Dolar podtrzymuje wzrosty, ale…
Poranny raport DM BOŚ z rynku walut
Data dodania: 2017-09-14 (19:34)

Inflacja CPI z USA, jaką poznaliśmy dzisiaj o godz. 14:30 wypadła nieźle. Dane „podstawowe” o 0,1 p.p. przekroczyły prognozy – wzrost cen w sierpniu wyniósł 0,4 proc. m/m i 1,9 proc. r/r, ale już w ujęciu bazowym, tj. bez żywności i energii wypadły zgodnie z szacunkami, tj. 0,2 proc. m/m i 1,7 proc. r/r.

Powodów do nadmiernego optymizmu nie ma, ale i też nie jest źle – FED znów ma komfort w temacie ewentualnej podwyżki stóp w grudniu, o czym świadczy chociażby ponad 50 proc. prawdopodobieństwo takiego ruchu liczone wg. modelu CME FEDWatch (ostatni raz taka sytuacja miała miejsce w pierwszej połowie stycznia po lepszych danych nt. sprzedaży detalicznej w lipcu, a jeszcze niecałe dwa tygodnie temu mieliśmy jego spadek do blisko 25 proc.). To w połączeniu z opisywanym szerzej rano tematem reformy podatkowej (ten pojawi się po 25 września), a także przyszłotygodniowym posiedzeniem FED (za pozytywne zaskoczenie może być odebrane już samo podtrzymanie dotychczasowej wersji dot-chartu, czyli wykresu przyszłej trajektorii stóp procentowych, według ankiety przeprowadzanej wśród członków FED), może być argumentem za podtrzymaniem pozytywnego nastawienia wobec dolara. Pewnym zagrożeniem mogą być informacje z Korei Północnej, chociaż „wojownicza” retoryka reżimu może okazać się nowym dyplomatycznym standardem, do którego wszyscy się przyzwyczają. Oczywiście o ile nie dojdzie do kolejnych prób. Stąd też dzisiejsze popołudniowe, choć niepotwierdzone przez inne agencje, spekulacje japońskiej Nikkei o przygotowaniu kolejnej próby militarnej przez reżim, wprowadziły nieco zamieszania i podbiły ryzyko.
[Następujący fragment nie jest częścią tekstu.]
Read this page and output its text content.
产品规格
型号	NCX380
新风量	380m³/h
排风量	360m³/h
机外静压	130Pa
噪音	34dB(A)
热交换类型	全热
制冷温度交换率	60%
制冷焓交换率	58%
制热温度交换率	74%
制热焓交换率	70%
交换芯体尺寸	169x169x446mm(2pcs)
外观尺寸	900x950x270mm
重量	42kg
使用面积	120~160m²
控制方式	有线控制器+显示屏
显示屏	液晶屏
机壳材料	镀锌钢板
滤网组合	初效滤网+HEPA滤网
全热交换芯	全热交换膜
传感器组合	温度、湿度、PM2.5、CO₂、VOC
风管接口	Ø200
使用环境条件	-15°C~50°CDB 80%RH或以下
Na wykresie koszyka dolara FUSD mamy utrzymanie pozytywnych sygnałów – zwłaszcza na tygodniowym oscylatorze RSI9, gdzie doszło do naruszenia blisko 10-miesięcznej linii spadkowej trendu. Trzeba jednak pamiętać o tym, że ten fakt będzie miał znaczenie dopiero po zamknięciu się tego tygodnia na wykresach.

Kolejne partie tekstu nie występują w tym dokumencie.